Thursday, March 18, 2010

What is the concept of "static data" in Twister?

Many iterative applications we analyzed show a common characteristic of operating on two types of data products called static and variable data. Static data (most of the time the largest of the two) is used in each iteration and remain fixed throughout the computation whereas the variable data is the computed results in each iteration and typically consumed in the next iteration in many expectation maximization (EM) type algorithms.

If a set of data is read by the application but do not get changed, then this set of data can be considered "static" in Twister. Matrix blocks, points in clustering, and web graph in pagerank are all examples of static data.

How does Twister differ from MRnet?

There are many differences between MRnet and MapReduce and then with Twister. I will list some here.

In MapReduce the communication between map and reduce stage of the computation is a graph not a tree. A map can produce (key,value) pairs that may end up in multiple reducers. In MapReduce the framework does not impose any communication topology or connection topology between map and reduce stages of the computation. It is purely the intermediate keys that determine the communication pattern. For example, in an associative and commutative operations such as sum or histogramming, how the intermediate keys are used to distribute intermediate results among the reduce tasks is not that important.However for operations such as sorting, or matrix operations, one can select the intermediate keys in such a way that specific keys goes to specific reduce tasks. Again this is not defined by the network, but the keys and the key selector functions.

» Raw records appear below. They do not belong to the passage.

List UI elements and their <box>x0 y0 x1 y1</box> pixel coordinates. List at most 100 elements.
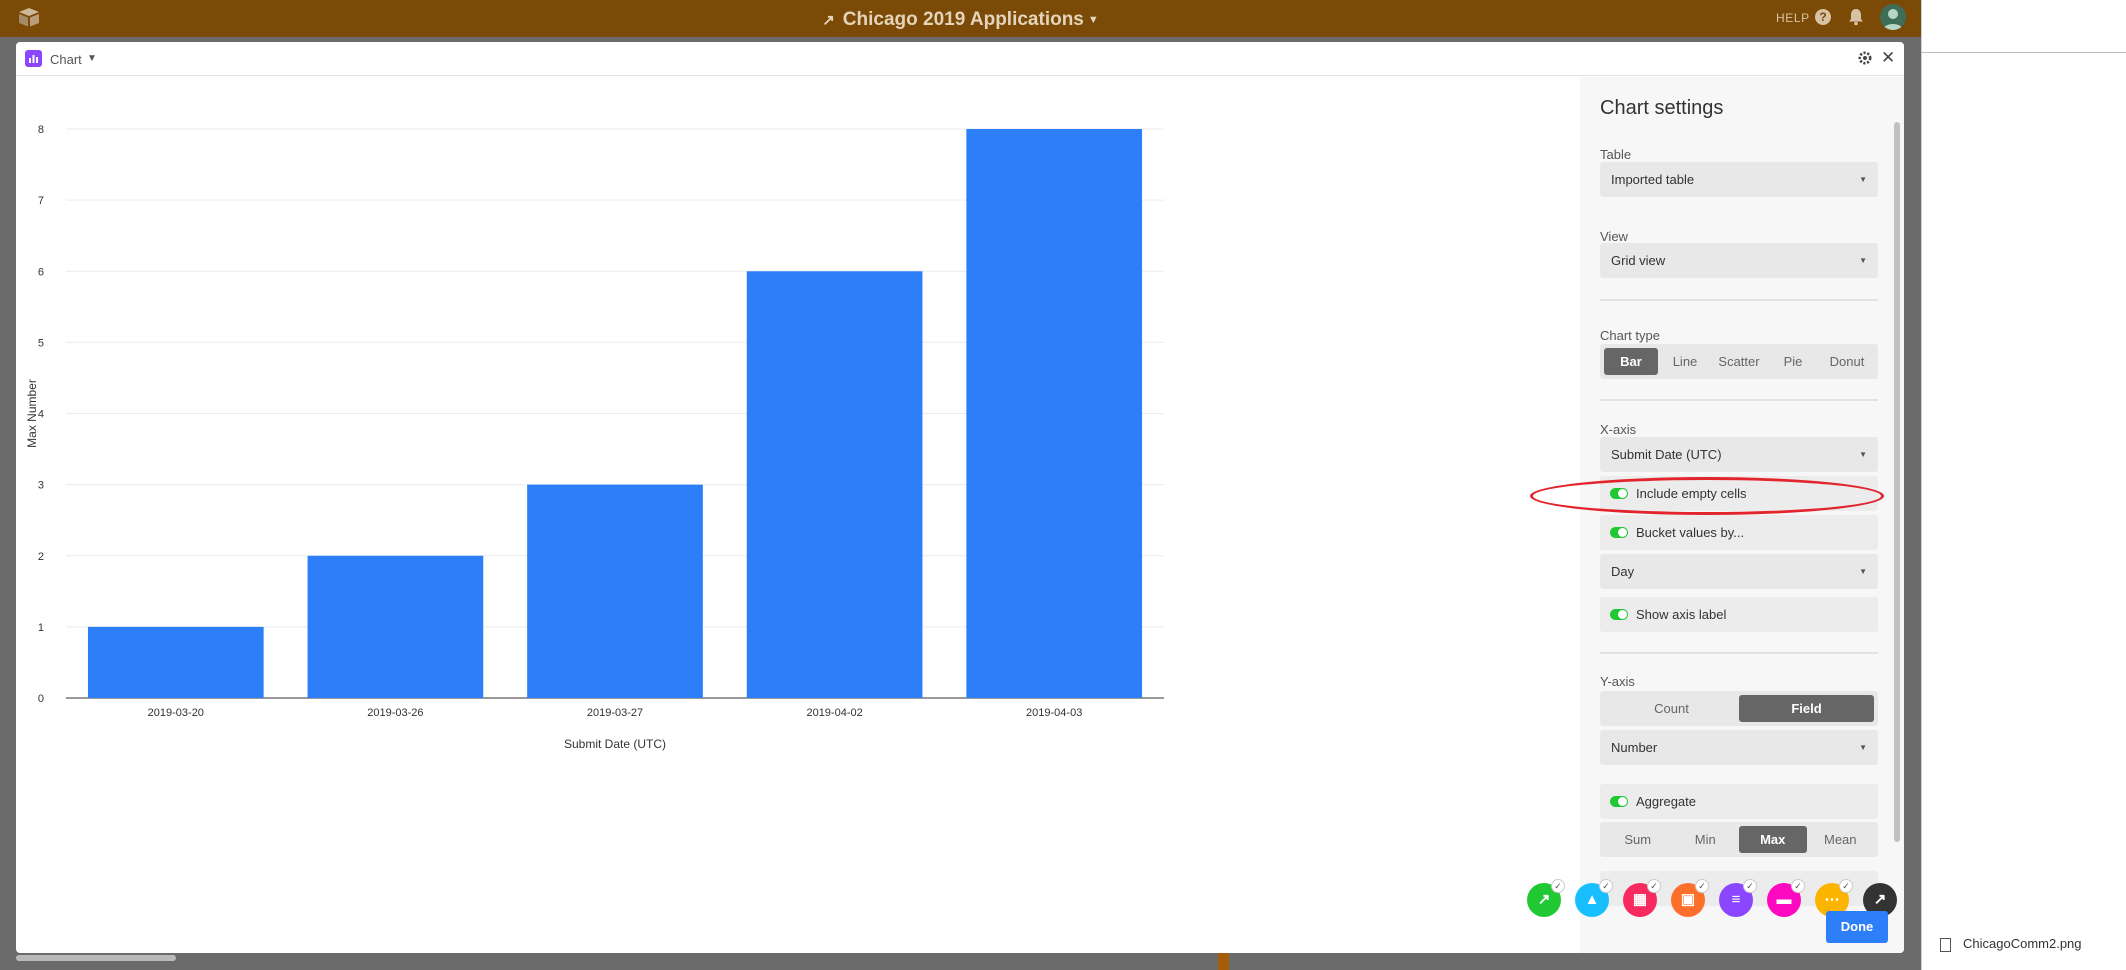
chart-type-scatter[interactable]: Scatter <box>1712 348 1766 375</box>
view-select[interactable]: Grid view ▼ <box>1600 243 1878 278</box>
chart-type-line[interactable]: Line <box>1658 348 1712 375</box>
include-empty-cells-toggle[interactable]: Include empty cells <box>1600 476 1878 511</box>
bar-chart-icon <box>25 50 42 67</box>
top-bar: ↗ Chicago 2019 Applications ▼ HELP ? <box>0 0 1921 37</box>
divider <box>1600 299 1878 301</box>
check-icon: ✓ <box>1743 879 1757 893</box>
chart-modal: Chart ▼ ✕ 0 1 2 3 4 5 6 7 8 2019-03-20 2019-03-26 2… <box>16 42 1904 953</box>
y-tick-label: 6 <box>38 266 44 278</box>
bar <box>307 555 484 698</box>
toggle-switch[interactable] <box>1610 609 1628 620</box>
table-select-value: Imported table <box>1611 172 1695 187</box>
show-axis-label-text: Show axis label <box>1636 607 1727 622</box>
check-icon: ✓ <box>1599 879 1613 893</box>
right-blank-area <box>1921 0 2126 970</box>
xaxis-select-value: Submit Date (UTC) <box>1611 447 1722 462</box>
y-axis-label: Max Number <box>25 379 39 448</box>
aggregate-toggle[interactable]: Aggregate <box>1600 784 1878 819</box>
bar <box>746 271 923 698</box>
show-axis-label-toggle[interactable]: Show axis label <box>1600 597 1878 632</box>
download-item[interactable]: ChicagoComm2.png <box>1940 936 2082 952</box>
done-button[interactable]: Done <box>1826 911 1888 943</box>
yaxis-field-value: Number <box>1611 740 1658 755</box>
y-tick-label: 3 <box>38 480 44 492</box>
x-axis-label: Submit Date (UTC) <box>564 737 666 751</box>
aggregate-label: Aggregate <box>1636 794 1696 809</box>
settings-scrollbar[interactable] <box>1894 122 1900 842</box>
aggregate-max[interactable]: Max <box>1739 826 1807 853</box>
chart-type-label: Chart type <box>1600 328 1660 343</box>
horizontal-scrollbar[interactable] <box>16 955 176 961</box>
base-title-text: Chicago 2019 Applications <box>842 9 1084 30</box>
toggle-switch[interactable] <box>1610 488 1628 499</box>
chevron-down-icon: ▼ <box>1859 256 1867 265</box>
yaxis-mode-count[interactable]: Count <box>1604 695 1739 722</box>
chevron-down-icon[interactable]: ▼ <box>87 53 97 64</box>
table-label: Table <box>1600 147 1632 162</box>
check-icon: ✓ <box>1695 879 1709 893</box>
shapes-icon[interactable]: ▲ ✓ <box>1575 879 1613 917</box>
x-tick-label: 2019-04-03 <box>1026 707 1082 719</box>
gear-icon[interactable] <box>1857 50 1873 66</box>
bar-chart: 0123456782019-03-20 2019-03-26 2019-03-27 2… <box>25 124 1164 751</box>
chart-type-pie[interactable]: Pie <box>1766 348 1820 375</box>
image-icon[interactable]: ▣ ✓ <box>1671 879 1709 917</box>
help-icon[interactable]: ? <box>1815 9 1831 25</box>
x-tick-label: 2019-03-26 <box>367 707 423 719</box>
yaxis-field-select[interactable]: Number ▼ <box>1600 730 1878 765</box>
yaxis-label: Y-axis <box>1600 674 1635 689</box>
view-select-value: Grid view <box>1611 253 1666 268</box>
toggle-switch[interactable] <box>1610 527 1628 538</box>
divider <box>1921 52 2126 53</box>
bell-icon[interactable] <box>1848 8 1864 26</box>
bucket-select-value: Day <box>1611 564 1635 579</box>
y-tick-label: 0 <box>38 693 44 705</box>
bucket-select[interactable]: Day ▼ <box>1600 554 1878 589</box>
chart-type-donut[interactable]: Donut <box>1820 348 1874 375</box>
chart-area: 0 1 2 3 4 5 6 7 8 2019-03-20 2019-03-26 2019-03-27 2… <box>16 77 1580 953</box>
close-icon[interactable]: ✕ <box>1881 48 1895 68</box>
y-tick-label: 5 <box>38 337 44 349</box>
file-icon <box>1940 937 1951 952</box>
list-icon[interactable]: ≡ ✓ <box>1719 879 1757 917</box>
view-label: View <box>1600 229 1628 244</box>
check-icon: ✓ <box>1551 879 1565 893</box>
y-tick-label: 7 <box>38 195 44 207</box>
x-tick-label: 2019-03-27 <box>587 707 643 719</box>
divider <box>1921 0 1922 970</box>
table-select[interactable]: Imported table ▼ <box>1600 162 1878 197</box>
bucket-values-label: Bucket values by... <box>1636 525 1745 540</box>
y-tick-label: 2 <box>38 551 44 563</box>
aggregate-mean[interactable]: Mean <box>1807 826 1875 853</box>
expand-icon[interactable]: ↗ ✓ <box>1527 879 1565 917</box>
include-empty-cells-label: Include empty cells <box>1636 486 1747 501</box>
settings-heading: Chart settings <box>1600 97 1724 119</box>
check-icon: ✓ <box>1647 879 1661 893</box>
y-tick-label: 8 <box>38 124 44 136</box>
bar <box>966 129 1143 698</box>
xaxis-select[interactable]: Submit Date (UTC) ▼ <box>1600 437 1878 472</box>
yaxis-mode-selector: Count Field <box>1600 691 1878 726</box>
chat-icon[interactable]: ▬ ✓ <box>1767 879 1805 917</box>
bar <box>87 626 264 698</box>
yaxis-mode-field[interactable]: Field <box>1739 695 1874 722</box>
xaxis-label: X-axis <box>1600 422 1637 437</box>
divider <box>1600 399 1878 401</box>
divider <box>1600 652 1878 654</box>
help-link[interactable]: HELP <box>1776 11 1810 25</box>
rocket-icon: ↗ <box>822 12 835 29</box>
y-tick-label: 1 <box>38 622 44 634</box>
check-icon: ✓ <box>1839 879 1853 893</box>
avatar[interactable] <box>1880 4 1906 30</box>
chevron-down-icon: ▼ <box>1859 567 1867 576</box>
aggregate-min[interactable]: Min <box>1672 826 1740 853</box>
aggregate-sum[interactable]: Sum <box>1604 826 1672 853</box>
x-tick-label: 2019-04-02 <box>806 707 862 719</box>
grid-icon[interactable]: ▦ ✓ <box>1623 879 1661 917</box>
chart-type-bar[interactable]: Bar <box>1604 348 1658 375</box>
toggle-switch[interactable] <box>1610 796 1628 807</box>
bucket-values-toggle[interactable]: Bucket values by... <box>1600 515 1878 550</box>
block-title[interactable]: Chart <box>50 52 82 67</box>
aggregate-selector: Sum Min Max Mean <box>1600 822 1878 857</box>
base-title[interactable]: ↗ Chicago 2019 Applications ▼ <box>0 9 1921 31</box>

Twister uses pub/sub messaging to implement a MapReduce runtime,especially to support iterative MapReduce computations. Similar to other MapReduce runtimes it gives more focus on processing data while maintain data- process affinity. Map and reduce functions in Twister are long running processes providing distinction between static data and variable data. It supports broadcast, scatter type data distributions and reading data via the local disks. I am not sure how the latter two functions can be handled using MRnet.

Comparing MRnet with MapReduce for data processing applications is an interesting analysis one can do though.